Jumat 13 Apr 2018 15:30 WIB

Desa Teluk Bogam, Dulu Pemburu Kini Jadi Pelindung Duyung

ejak 1999 lalu, duyung telah dilindungi oleh negara melalui Peraturan Pemerintah.

Rep: Adysha Citra Ramadani/ Red: Winda Destiana Putri
Dugong.
Foto: telegraph.co.uk
Dugong.

REPUBLIKA.CO.ID, Duyung atau Duyung dugong merupakan mamalia pemakan lamun yang termasuk ke dalam salah satu satwa rentan punah. Sejak 1999 lalu, duyung telah dilindungi oleh negara melalui Peraturan Pemerintah no 7 Tahun 1999.

Meski sudah dilindungi sejak lama, praktik perburuan duyung masih berlangsung di Desa Teluk Bogam hingga 2016 lalu. Duyung yang berhasil ditangkap biasanya akan dikonsumsi oleh warga setempat, bahkan warga dari desa tetangga. Tulang duyung pun dimanfaatkan menjadi barang fungsional seperti pipa rokok.

"Dulu kami belum paham," cerita Kepala Desa Teluk Bogam Syahrian saat ditemui di rumahnya belum lama ini.

Sebuah kejadian di akhir 2016 akhirnya membuka mata para warga Desa Teluk Bogam mengenai status duyung sebagai satwa yang dilindungi. Kala itu, lanjut Syahrian, beberapa warga yang melaut berhasil mendapatkan tiga ekor dugong hanya dalam waktu sembilan malam.

Tak lama setelah itu, beberapa pihak seperti Pemerintah Provinsi Kalimantan Tengah hingga kepolisian mendatangi Desa Teluk Bogam.

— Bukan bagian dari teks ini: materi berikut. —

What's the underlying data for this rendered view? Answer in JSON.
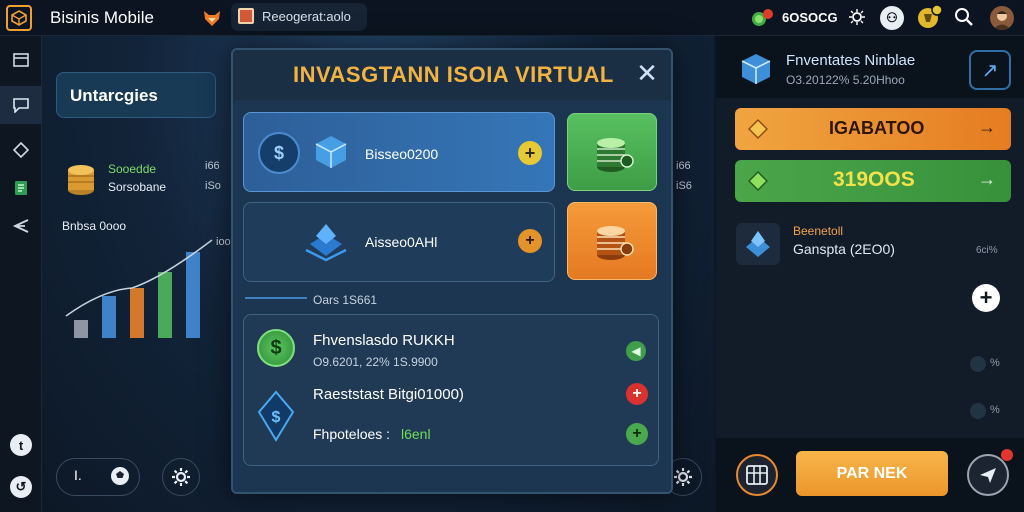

Dalam pertemuan tersebut, Kepala Desa Teluk Bogam ini mendapatkan edukasi mengenai perlindungan terhadap duyung.

"Saya sosialisasi ke warga bahwa dugong (duyung) ini dilindungi, jangan lagi ke depan ditangkap," terang Syahrian.

Semenjak sosialisasi tersebut diberikan kepada warga, praktik penangkapan duyung dengan sengaja sudah berhenti. Para warga tak berani untuk menangkap dugong karena takut dengan sanksi yang cukup berat.

Hanya saja, Syahrian mengakui jika warga Desa Teluk Bogam yang mayoritas berprofesi sebagai nelayan terkadang menjaring duyung secara tak sengaja. Duyung tersebut biasanya masuk ke dalam jala yang ditebar nelayan dan tak bisa keluar sehingga kehabisan napas.

"Kebanyakan (duyung yang terjaring tidak sengaja) ditemukan dalam keadaan mati, soalnya jaring nelayan itu setelah dilempar dibiarkan, besoknya baru diangkat," jelas Syahrian.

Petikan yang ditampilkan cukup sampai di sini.